An inter vivos (living) trust, that can be terminated at the option of the Grantor, is not any real lawsuit insulation in any state, because it can be easily pierced and its owners and beneficiaries illuminated.
It would be a simple process of discovery to learn who parties are to a trust such as who is trustee, who are beneficiaries, whether trust is rev. or irrevocable, its date of formation, etc.
Its assets and holdings are not generally discoverable until/unless a final judgment is rendered against that trust…because prior to a Judgment, the assets of a Defendant are irrelevant and not the business of a mere claimant. After a final J is rendered, its assets do become relevant and discoverable.
However, an irrevocable trust honestly created, with a 3d party trustee, (unless done in an effort to conceal assets AFTER a cause of action arises) is not so easily set aside or overturned.

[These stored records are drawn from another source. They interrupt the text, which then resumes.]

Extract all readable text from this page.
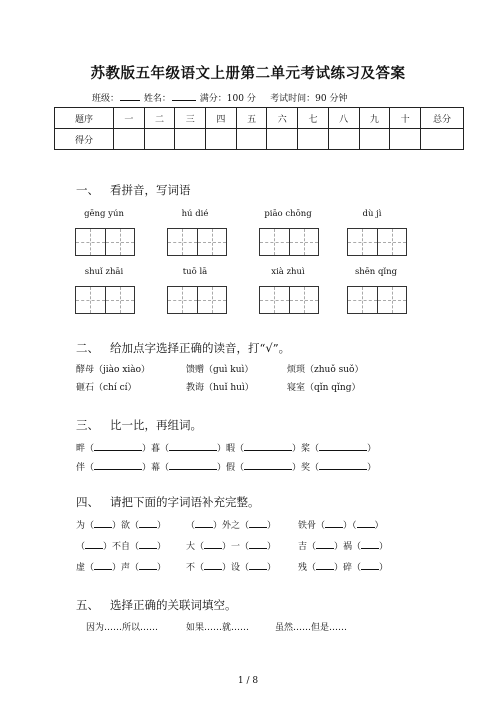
苏教版五年级语文上册第二单元考试练习及答案
班级：	姓名：	满分：100 分 考试时间：90 分钟
题序	一	二	三	四	五	六	七	八	九	十	总分
得分											
一、 看拼音，写词语
gēng yún	hú dié	piāo chōng	dù jì
shuǐ zhāi	tuō lā	xià zhuì	shēn qǐng
二、 给加点字选择正确的读音，打“√”。
酵母（jiào xiào）	馈赠（guì kuì）	烦琐（zhuǒ suǒ）
砸石（chí cí）	教诲（huǐ huì）	寝室（qǐn qǐng）
三、 比一比，再组词。
畔（	）暮（	）暇（	）桨（	）
伴（	）幕（	）假（	）奖（	）
四、 请把下面的字词语补充完整。
为（ ）欲（ ） （ ）外之（ ） 铁骨（ ）（ ）
（ ）不自（ ） 大（ ）一（ ） 吉（ ）祸（ ）
虚（ ）声（ ） 不（ ）设（ ） 残（ ）碎（ ）
五、 选择正确的关联词填空。
因为……所以……	如果……就……	虽然……但是……
1 / 8
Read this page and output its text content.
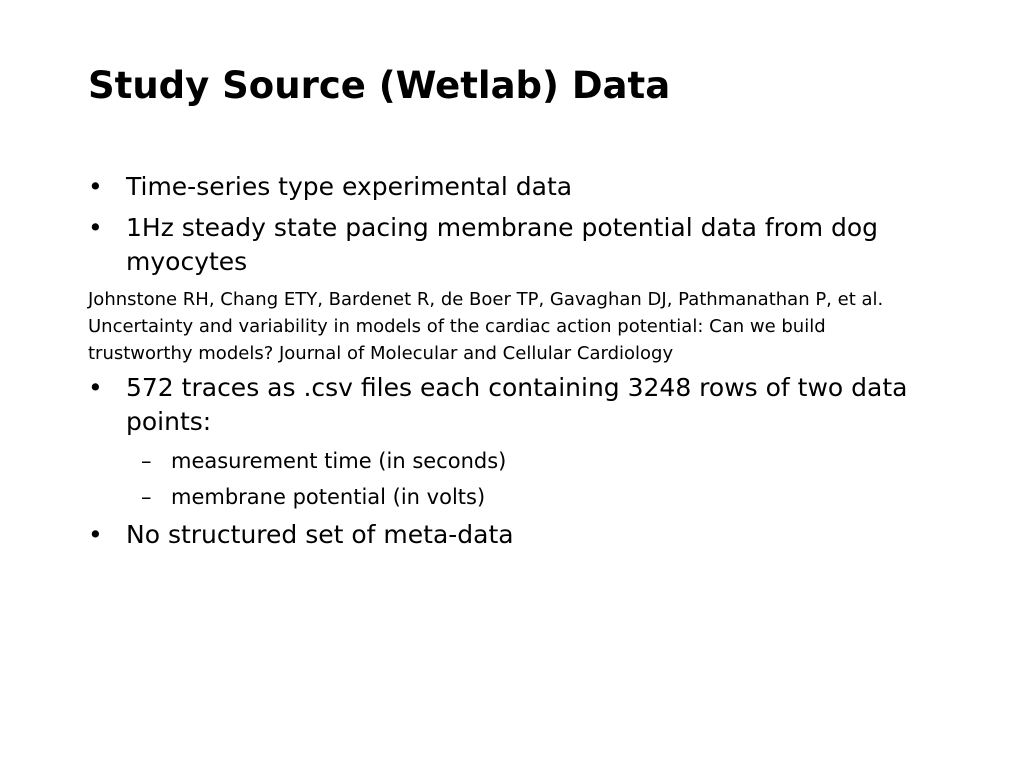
Study Source (Wetlab) Data
• Time-series type experimental data
• 1Hz steady state pacing membrane potential data from dog myocytes
Johnstone RH, Chang ETY, Bardenet R, de Boer TP, Gavaghan DJ, Pathmanathan P, et al. Uncertainty and variability in models of the cardiac action potential: Can we build trustworthy models? Journal of Molecular and Cellular Cardiology
• 572 traces as .csv files each containing 3248 rows of two data points:
– measurement time (in seconds)
– membrane potential (in volts)
• No structured set of meta-data
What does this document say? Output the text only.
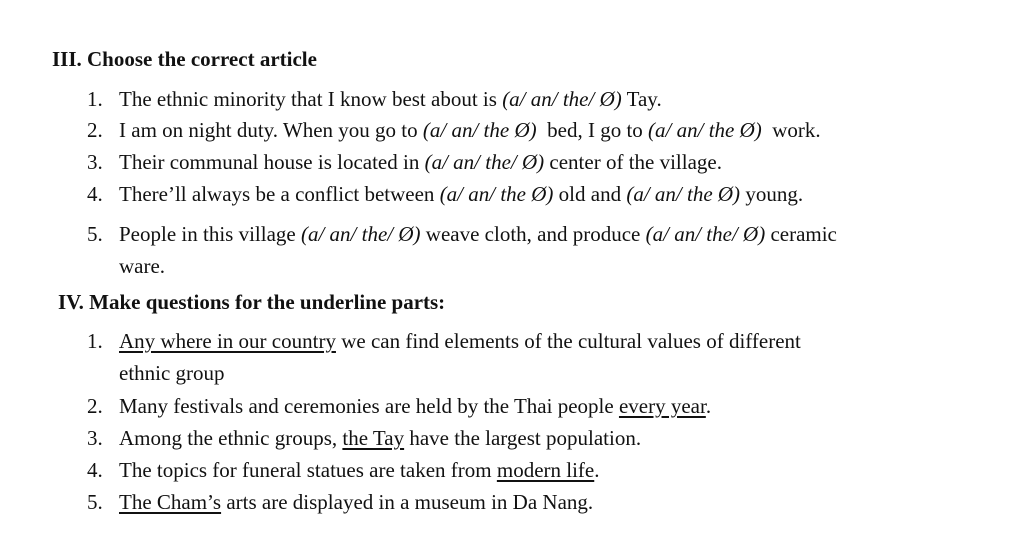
III. Choose the correct article
1. The ethnic minority that I know best about is (a/ an/ the/ Ø) Tay.
2. I am on night duty. When you go to (a/ an/ the Ø)  bed, I go to (a/ an/ the Ø)  work.
3. Their communal house is located in (a/ an/ the/ Ø) center of the village.
4. There’ll always be a conflict between (a/ an/ the Ø) old and (a/ an/ the Ø) young.
5. People in this village (a/ an/ the/ Ø) weave cloth, and produce (a/ an/ the/ Ø) ceramic
ware.
IV. Make questions for the underline parts:
1. Any where in our country we can find elements of the cultural values of different
ethnic group
2. Many festivals and ceremonies are held by the Thai people every year.
3. Among the ethnic groups, the Tay have the largest population.
4. The topics for funeral statues are taken from modern life.
5. The Cham’s arts are displayed in a museum in Da Nang.
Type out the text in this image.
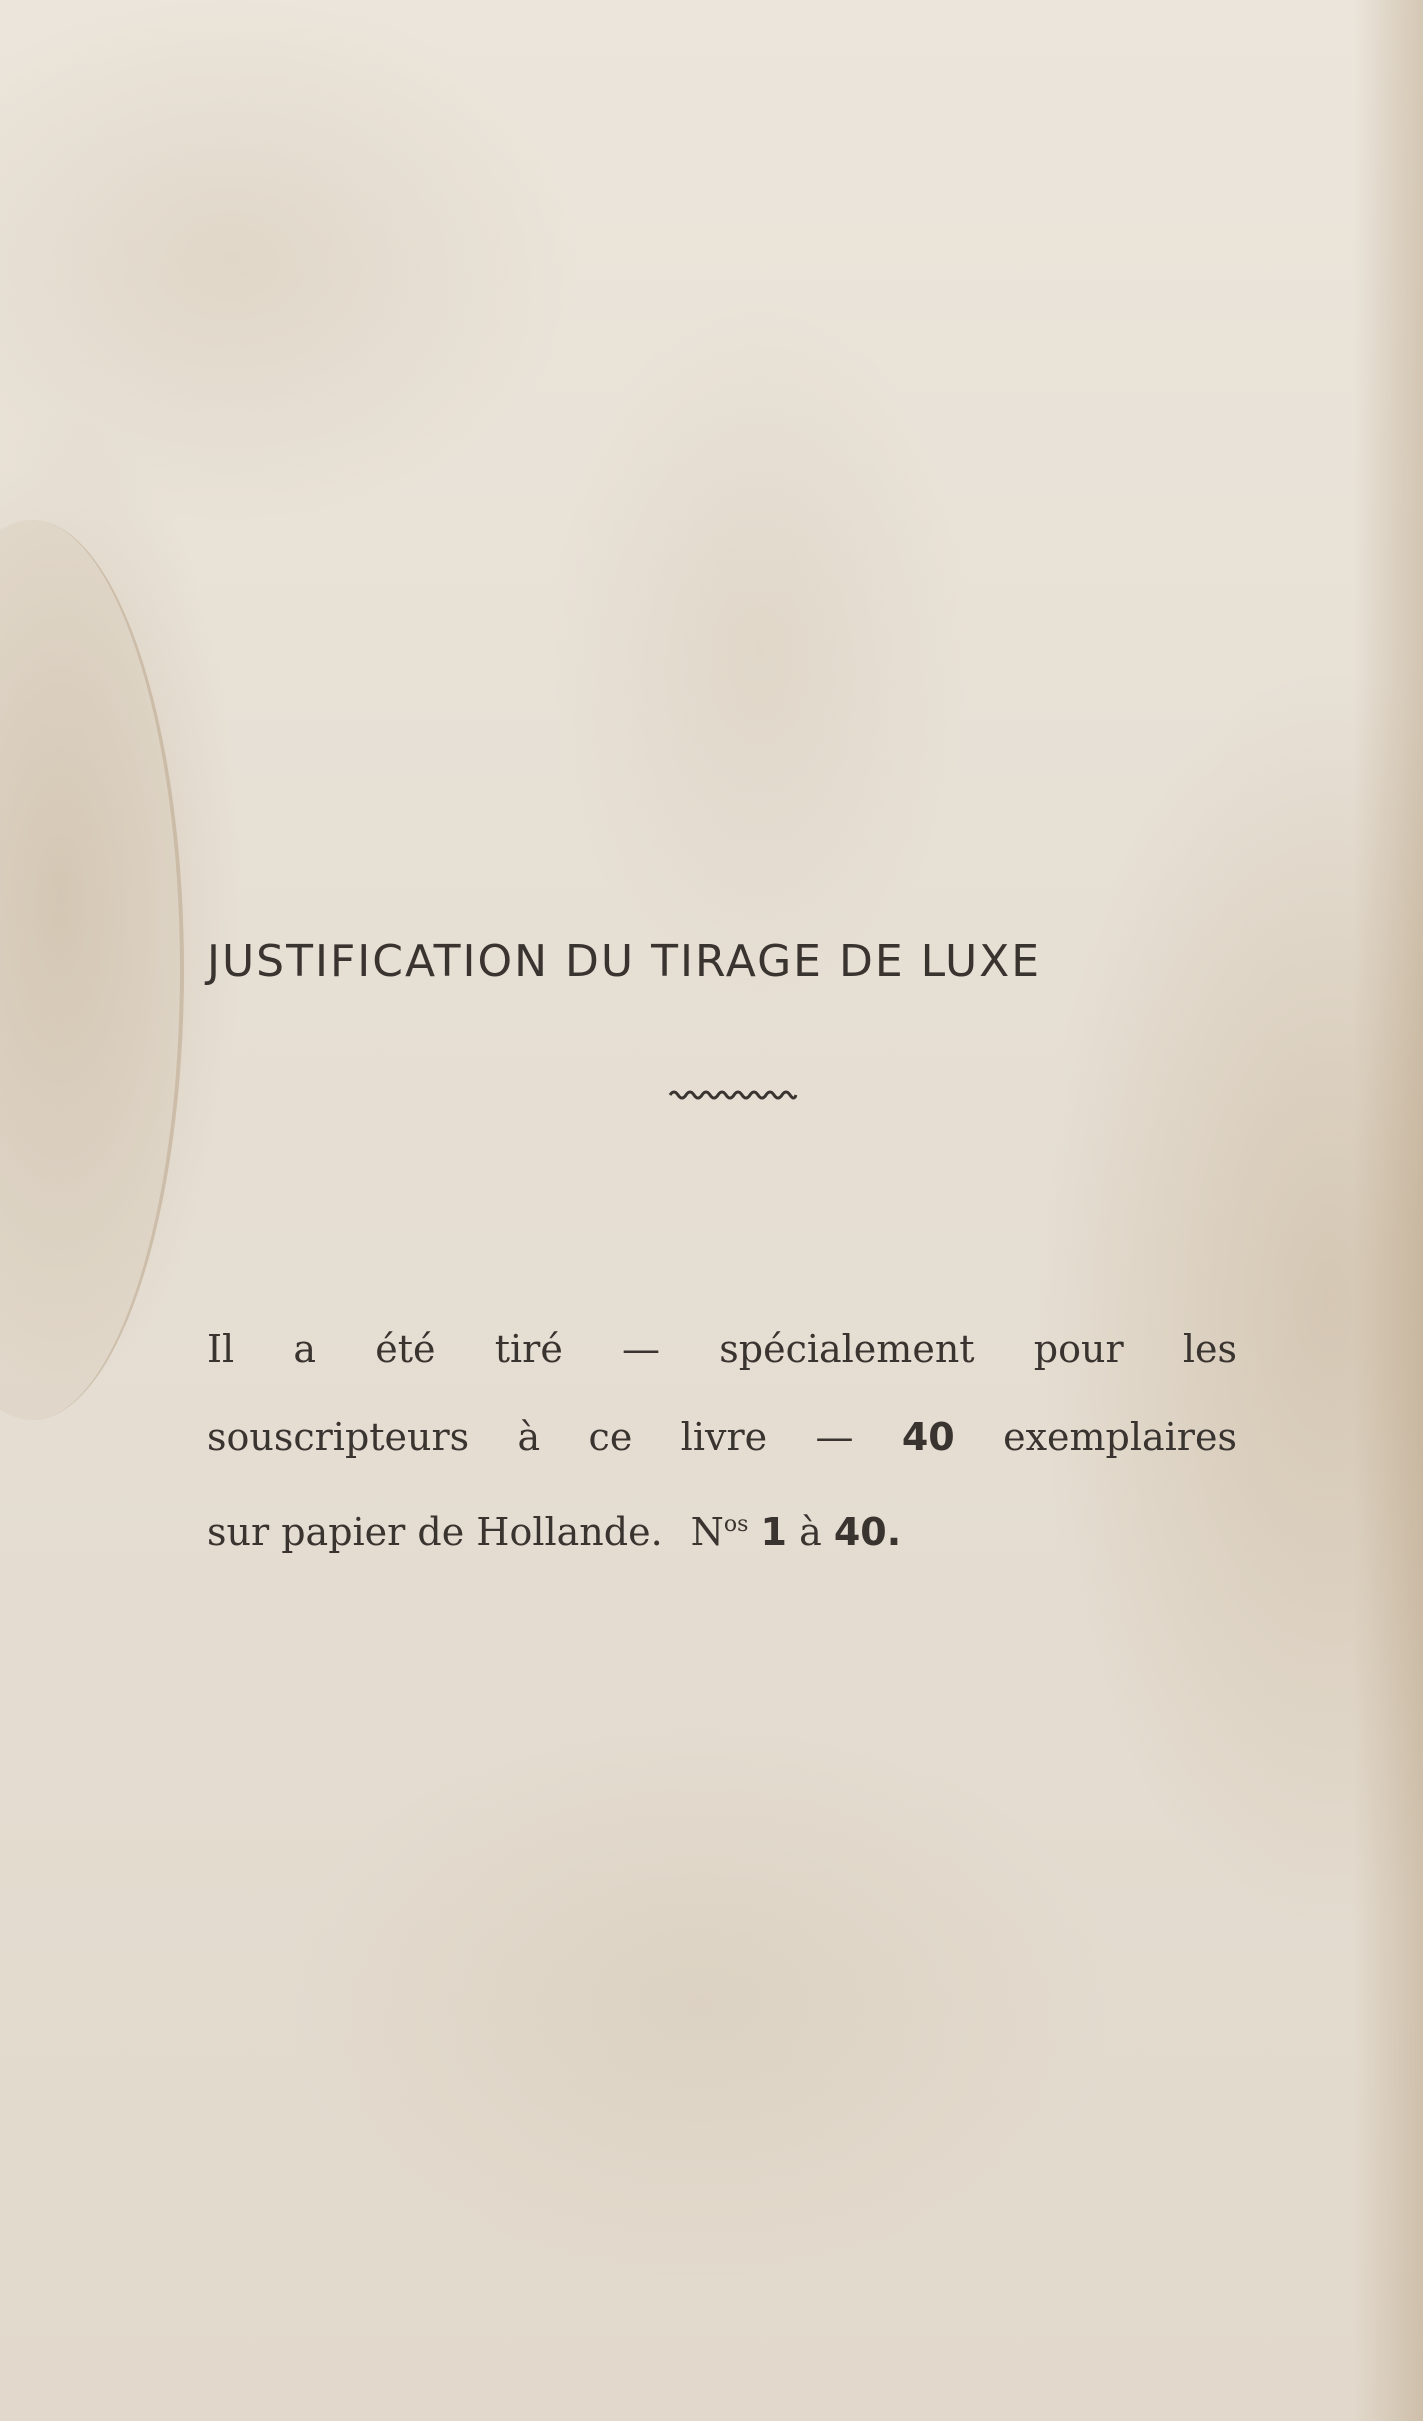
JUSTIFICATION DU TIRAGE DE LUXE
Il a été tiré — spécialement pour les
souscripteurs à ce livre — 40 exemplaires
sur papier de Hollande. $N^{os}$ 1 à 40.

That irrev. trust is normally a very good insulator, not a sham transaction, and any creditor would likely have a terrific battle getting to that trust’s property.
Much better to acquire properties inside a corp or LLC because those entities are liability insulators and their stock and unit holders are not easily reached; and only the assets of the corp or LLC can normally be seized or levied after a J is rendered against the corp or LLC.